The Denver law firm Employment Matters was hired by the mayor’s office in May to investigate the city’s top two officers over issues of transparency.
The two are accused of failing to turn over a letter to the Denver Police Protective Association in 2016.
The letter, written by then-Denver District Attorney Mitch Morrissey, criticized the arrests of a Denver police officer and a metro-area woman for an alleged sex crime that the Denver District Attorney’s Office felt didn’t occur.
The law firm billed the city more than $87,000 but wasn’t allowed to reach a conclusion.
Instead it was directed to hand over its report to the Denver Sheriff’s Department of Conduct Review.
That office has had the report since November but has yet to pass along its findings to the executive director of Public Safety, who is then expected to make a recommendation to Hancock as to whether any disciplinary action is warranted.
Now instead of Stephanie O’Malley making that recommendation, it will be incoming executive director of Public Safety Troy Riggs.

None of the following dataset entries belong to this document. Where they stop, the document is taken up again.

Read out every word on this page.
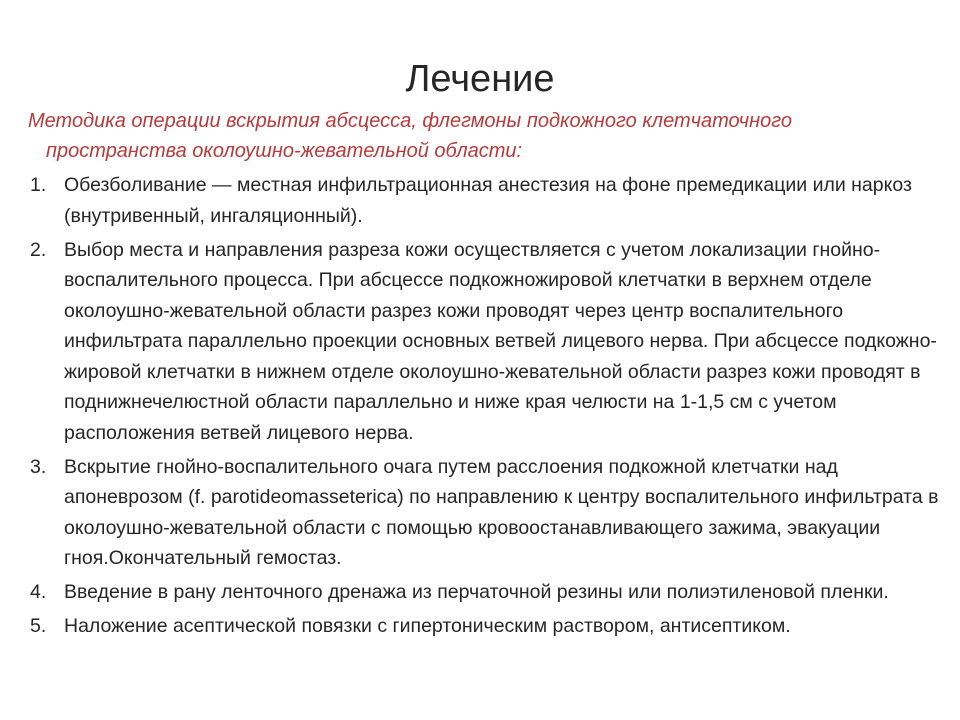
Лечение
Методика операции вскрытия абсцесса, флегмоны подкожного клетчаточного
пространства околоушно-жевательной области:
1. Обезболивание — местная инфильтрационная анестезия на фоне премедикации или наркоз (внутривенный, ингаляционный).
2. Выбор места и направления разреза кожи осуществляется с учетом локализации гнойно-воспалительного процесса. При абсцессе подкожножировой клетчатки в верхнем отделе околоушно-жевательной области разрез кожи проводят через центр воспалительного инфильтрата параллельно проекции основных ветвей лицевого нерва. При абсцессе подкожно-жировой клетчатки в нижнем отделе околоушно-жевательной области разрез кожи проводят в поднижнечелюстной области параллельно и ниже края челюсти на 1-1,5 см с учетом расположения ветвей лицевого нерва.
3. Вскрытие гнойно-воспалительного очага путем расслоения подкожной клетчатки над апоневрозом (f. parotideomasseterica) по направлению к центру воспалительного инфильтрата в околоушно-жевательной области с помощью кровоостанавливающего зажима, эвакуации гноя.Окончательный гемостаз.
4. Введение в рану ленточного дренажа из перчаточной резины или полиэтиленовой пленки.
5. Наложение асептической повязки с гипертоническим раствором, антисептиком.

Hancock announced Monday that O’Malley will be moving into a new role as a special assistant to the mayor overseeing employment opportunities for minority firms in Denver.
Riggs, a former police chief and public safety manager in Indianapolis, arrived in Denver three months ago as the deputy director for Public Safety.
Years ago, he worked with White in Louisville, Kentucky, when White was that the city’s chief of police and Riggs was White’s chief of staff.
That working history concerns Lisa Calderon with the Colorado Latino Forum.
“He came from working with Chief White, reported to him and presumably came to Denver because of him,” Calderon said.
“So the fact that he is now going to investigate his former boss is a little too cozy and should raise a lot of flags.”
Calderon predicts Riggs will recommend no punishment for White and Murray.
“Honestly, I would have liked to see an independent commission without Hancock’s fingerprints on it at all and then they make the determination as to what should happen,” she said.
When asked if Riggs could be impartial about a man he once described as his mentor, Riggs responded, “If there’s any doubt that I’ll do the right thing, I think you need to go back and look at my integrity in different places and how I’ve dealt with issues but also you can call on my best friend in the world, a person I could rely on at the time worked for him in Louisville and I had to discipline him and I did it because it was the right thing to do.”
Riggs was not referring to White as the person he had to discipline in Louisville but now will be in the position of making a recommendation to Hancock.
The mayor pointed out the final decision will be his alone.
“The manager of safety will not receive the responsibility of disciplining the chief in the event that the investigation calls for that, that will come to my desk,” Hancock said.